Thursday, April 12, 2007

The mystery of insurance

As this blog is called "Mistaken Phil" I feel at liberty to admit that a recent report I studied left me with more questions than answers.

The company in questions is Friends Provident (FP), a FTSE 100 life insurance provider.

Here are the basics: the market cap. is £4 Billion, the PE is about 15 and the yield is about 4%. The analysts expect earnings growth of 10% in 2007 but as the income jumps all over the place depending on external factors that is at best a rough guess.

The confusion arises from the 2006 report. Group profit before tax is stated twice, once on an EEV basis and once on an IFRS basis. EEV profit decreased 34% while IFRS profit increased 34%!

I am used to seeing results stated on a GAAP and pro forma basis where the pro forma results normally look better but are in the same order of magnitude as the GAAP results. But I have never seen anything like this, where two different measures give totally conflicting information.

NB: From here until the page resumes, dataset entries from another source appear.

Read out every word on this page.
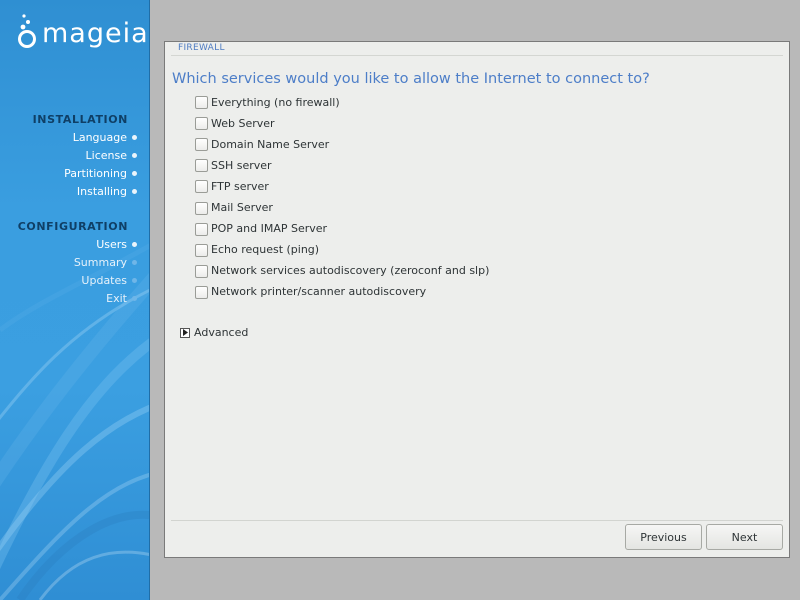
mageia
INSTALLATION
Language
License
Partitioning
Installing
CONFIGURATION
Users
Summary
Updates
Exit
FIREWALL
Which services would you like to allow the Internet to connect to?
Everything (no firewall)
Web Server
Domain Name Server
SSH server
FTP server
Mail Server
POP and IMAP Server
Echo request (ping)
Network services autodiscovery (zeroconf and slp)
Network printer/scanner autodiscovery
Advanced
Previous	Next
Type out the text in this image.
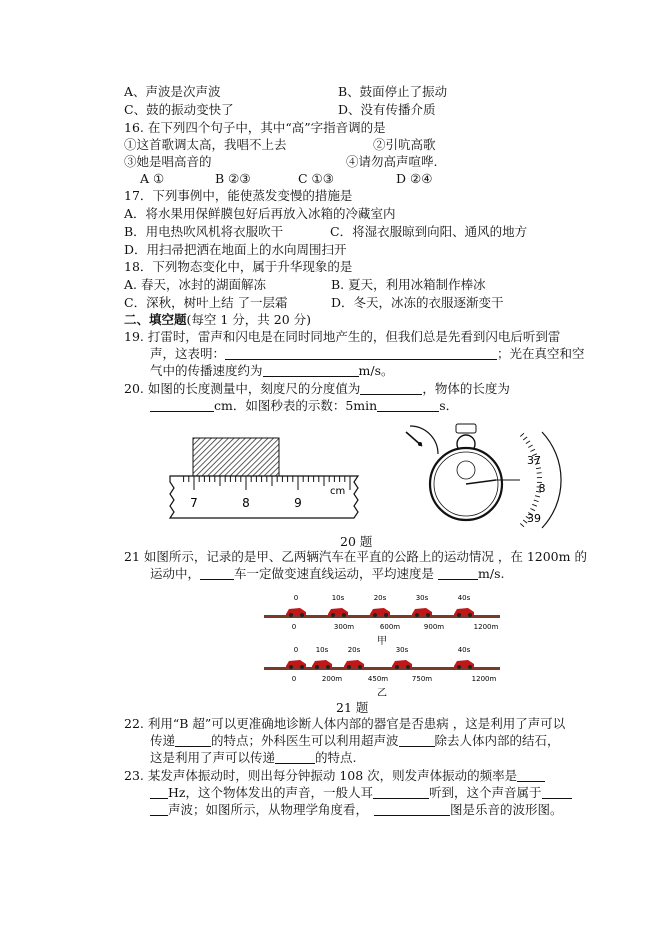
A、声波是次声波	B、鼓面停止了振动
C、鼓的振动变快了	D、没有传播介质
16. 在下列四个句子中，其中“高”字指音调的是
①这首歌调太高，我唱不上去	②引吭高歌
③她是唱高音的	④请勿高声喧哗.
A ①	B ②③	C ①③	D ②④
17．下列事例中，能使蒸发变慢的措施是
A．将水果用保鲜膜包好后再放入冰箱的冷藏室内
B．用电热吹风机将衣服吹干	C．将湿衣服晾到向阳、通风的地方
D．用扫帚把洒在地面上的水向周围扫开
18．下列物态变化中，属于升华现象的是
A. 春天，冰封的湖面解冻	B. 夏天，利用冰箱制作棒冰
C．深秋，树叶上结 了一层霜	D．冬天，冰冻的衣服逐渐变干
二、填空题(每空 1 分，共 20 分)
19. 打雷时，雷声和闪电是在同时同地产生的，但我们总是先看到闪电后听到雷
声，这表明：	；光在真空和空
气中的传播速度约为	m/s。
20. 如图的长度测量中，刻度尺的分度值为	，物体的长度为
cm．如图秒表的示数：5min	s．
7	8	9
cm
37
8
39
20 题
21 如图所示，记录的是甲、乙两辆汽车在平直的公路上的运动情况 ，在 1200m 的
运动中，	车一定做变速直线运动，平均速度是	m/s.
0
0
10s
300m
20s
600m
30s
900m
40s
1200m
0
0
10s
200m
20s
450m
30s
750m
40s
1200m
甲
乙
21 题
22. 利用“B 超”可以更准确地诊断人体内部的器官是否患病 ，这是利用了声可以
传递	的特点；外科医生可以利用超声波	除去人体内部的结石，
这是利用了声可以传递	的特点.
23. 某发声体振动时，则出每分钟振动 108 次，则发声体振动的频率是
Hz，这个物体发出的声音，一般人耳	听到，这个声音属于
声波；如图所示，从物理学角度看，	图是乐音的波形图。
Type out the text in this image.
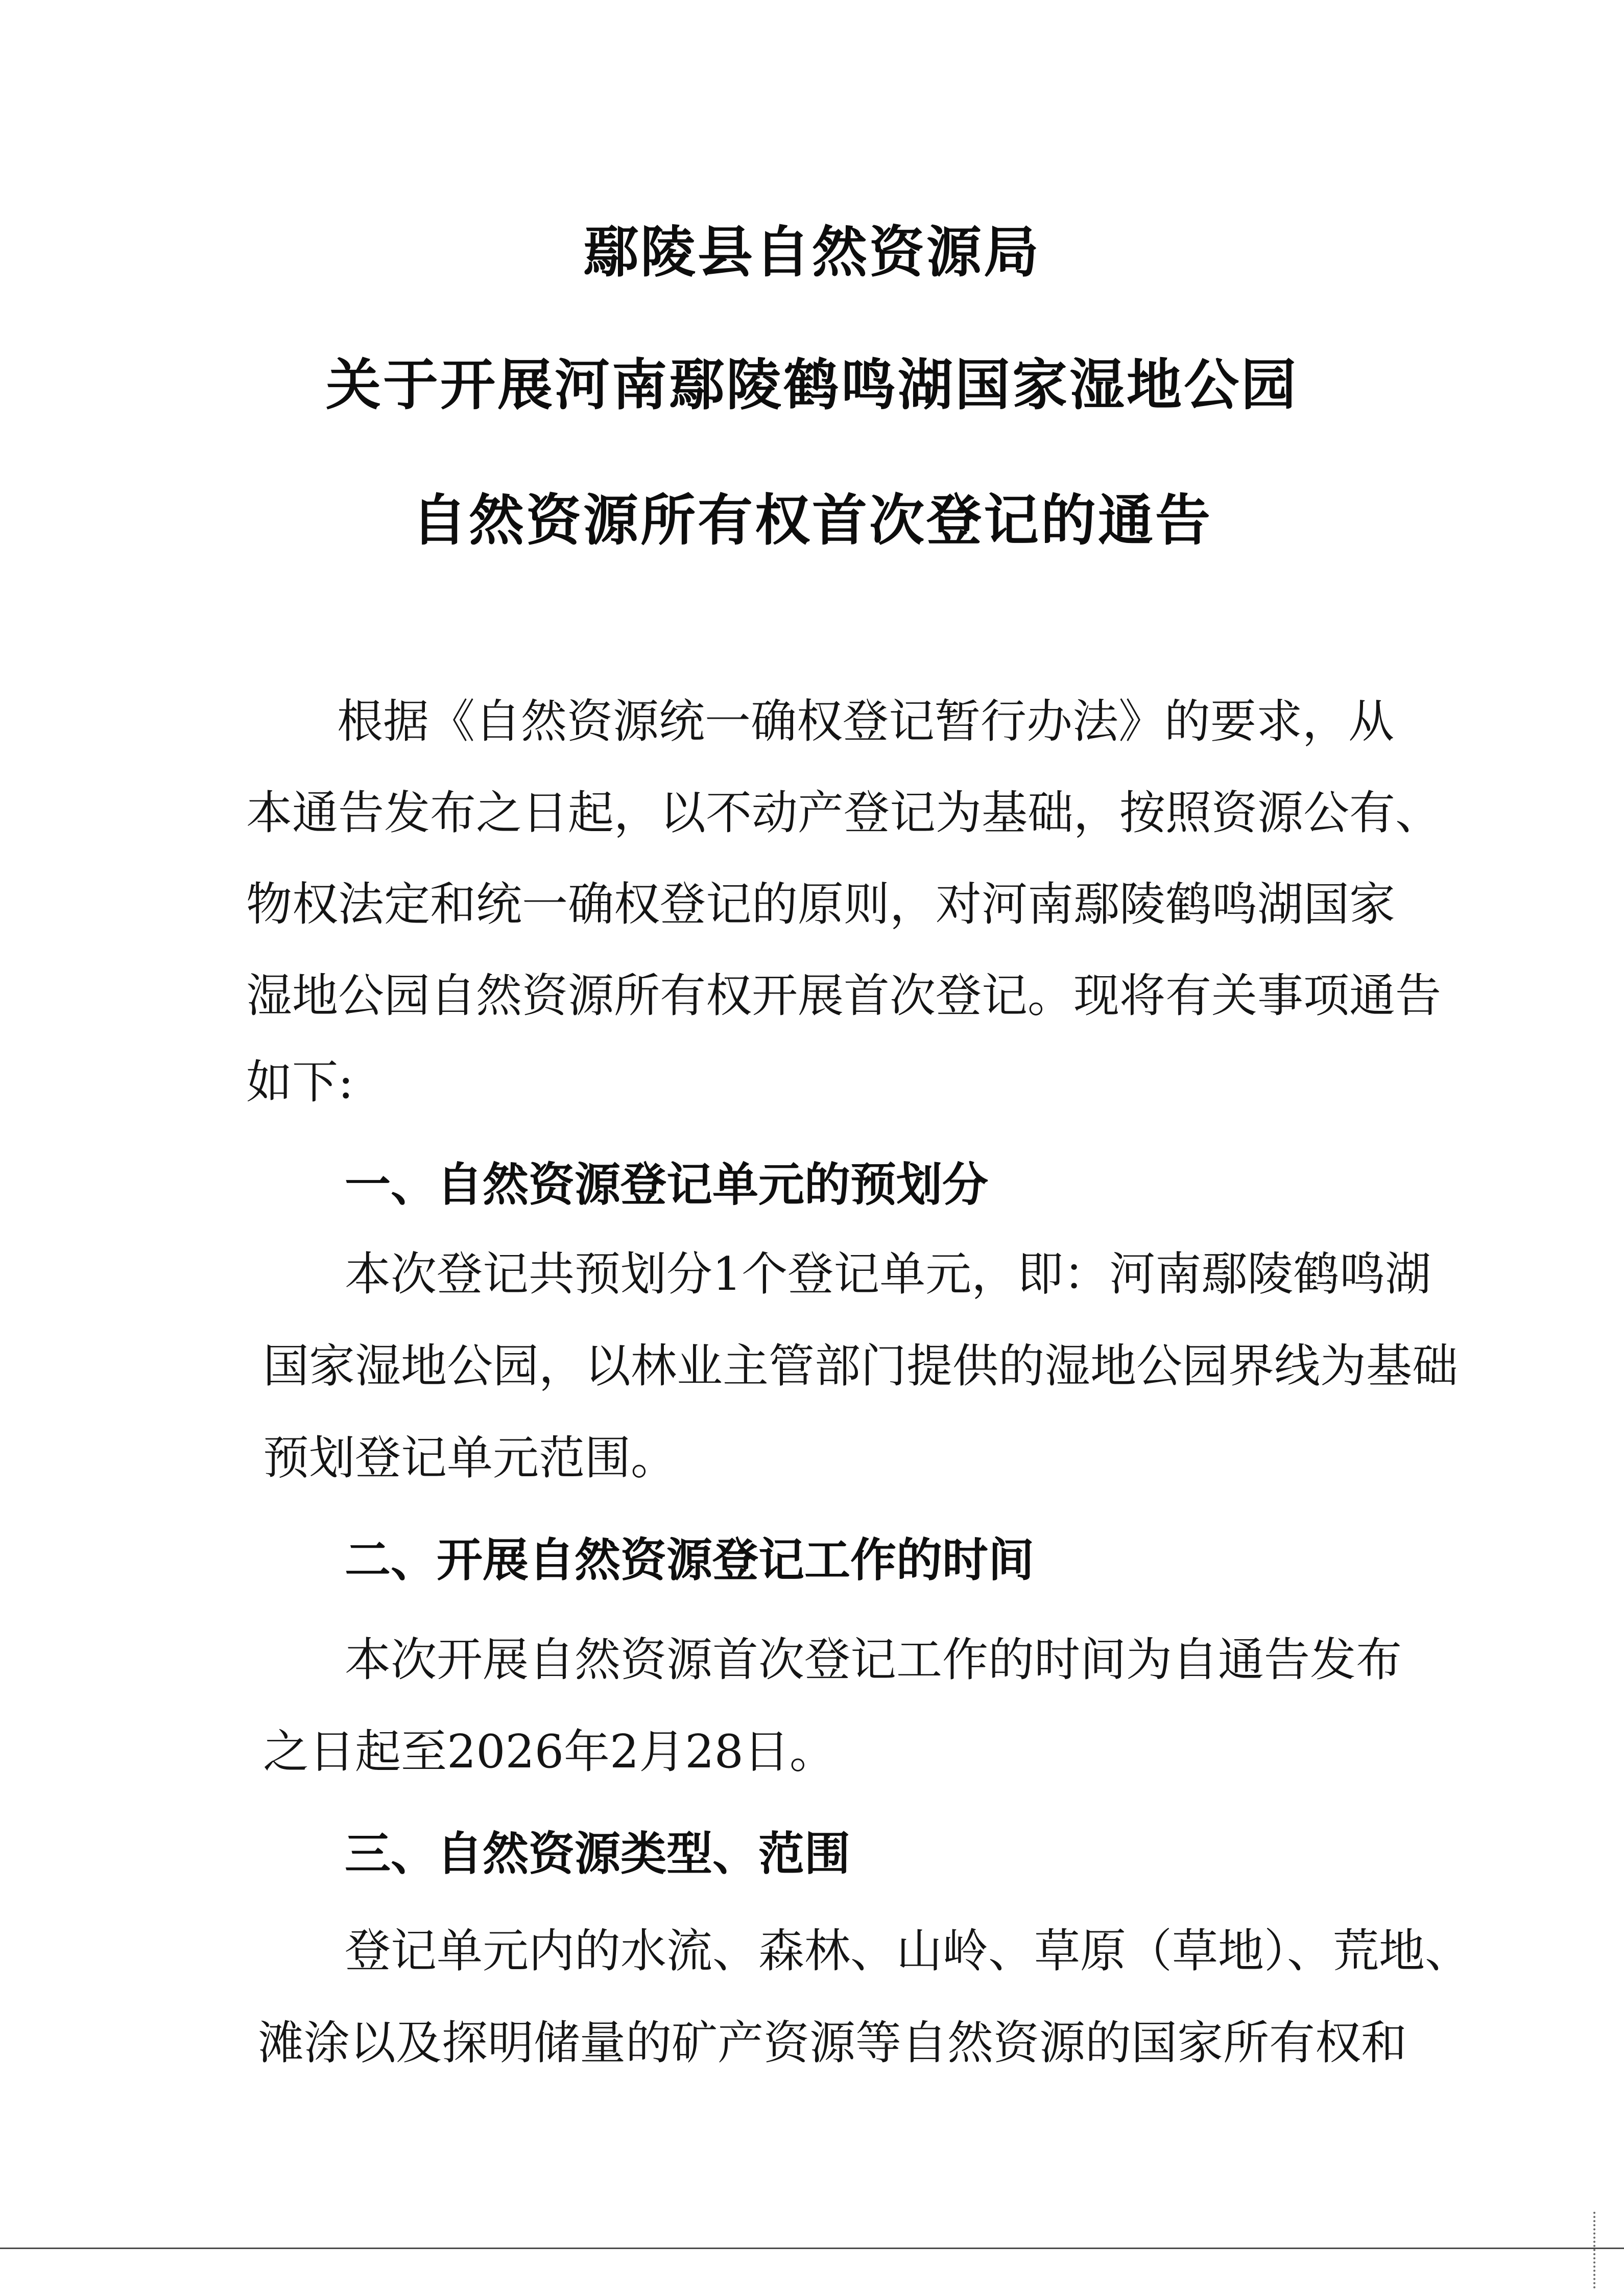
鄢陵县自然资源局
关于开展河南鄢陵鹤鸣湖国家湿地公园
自然资源所有权首次登记的通告
根据《自然资源统一确权登记暂行办法》的要求，从
本通告发布之日起，以不动产登记为基础，按照资源公有、
物权法定和统一确权登记的原则，对河南鄢陵鹤鸣湖国家
湿地公园自然资源所有权开展首次登记。现将有关事项通告
如下:
一、自然资源登记单元的预划分
本次登记共预划分1个登记单元，即：河南鄢陵鹤鸣湖
国家湿地公园，以林业主管部门提供的湿地公园界线为基础
预划登记单元范围。
二、开展自然资源登记工作的时间
本次开展自然资源首次登记工作的时间为自通告发布
之日起至2026年2月28日。
三、自然资源类型、范围
登记单元内的水流、森林、山岭、草原（草地）、荒地、
滩涂以及探明储量的矿产资源等自然资源的国家所有权和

What is EEV? Wikipedia comes to the rescue. European Embedded Value is an attempt to standardise how embedded value is calculated between life insurance companies. The embedded value of a company is calculated by added together its net assets and the present value of future profits from its insurance contracts. Obviously the present value of future profits will vary considerably depending on what assumptions are made during the calculation. EEV attempts to standardise these assumptions.

Still awake? So as the EEV profit is designed to be appropriate for life insurance companies I guess I should use that rather than IFRS? So doesn't that mean 2006 was a very bad year? So what does chief executive Philip Moore say about 2006?

"We are announcing a strong set of results built around solid operational performances in both UK and international life and pensions." Right.

There is another EEV metric that presumably Philip was looking at when making that statement. PVNBP or Present Value of New Business Premiums increased by 31% in 2006; an impressive result which makes me wonder why the EEV group profit decreased by so much.

Turning away from confusing numbers, FP has three businesses: UK life insurance and pensions, international life insurance and pensions and asset management through the struggling Foreign and Colonial arm.

Philip Moore is confident about the future: "We are confident that we have three businesses well positioned to deliver excellent long-term future growth."

Is FP a buy? Maybe. It has a nice yield and if I can get my head around the figures it could indeed be worth accumulating.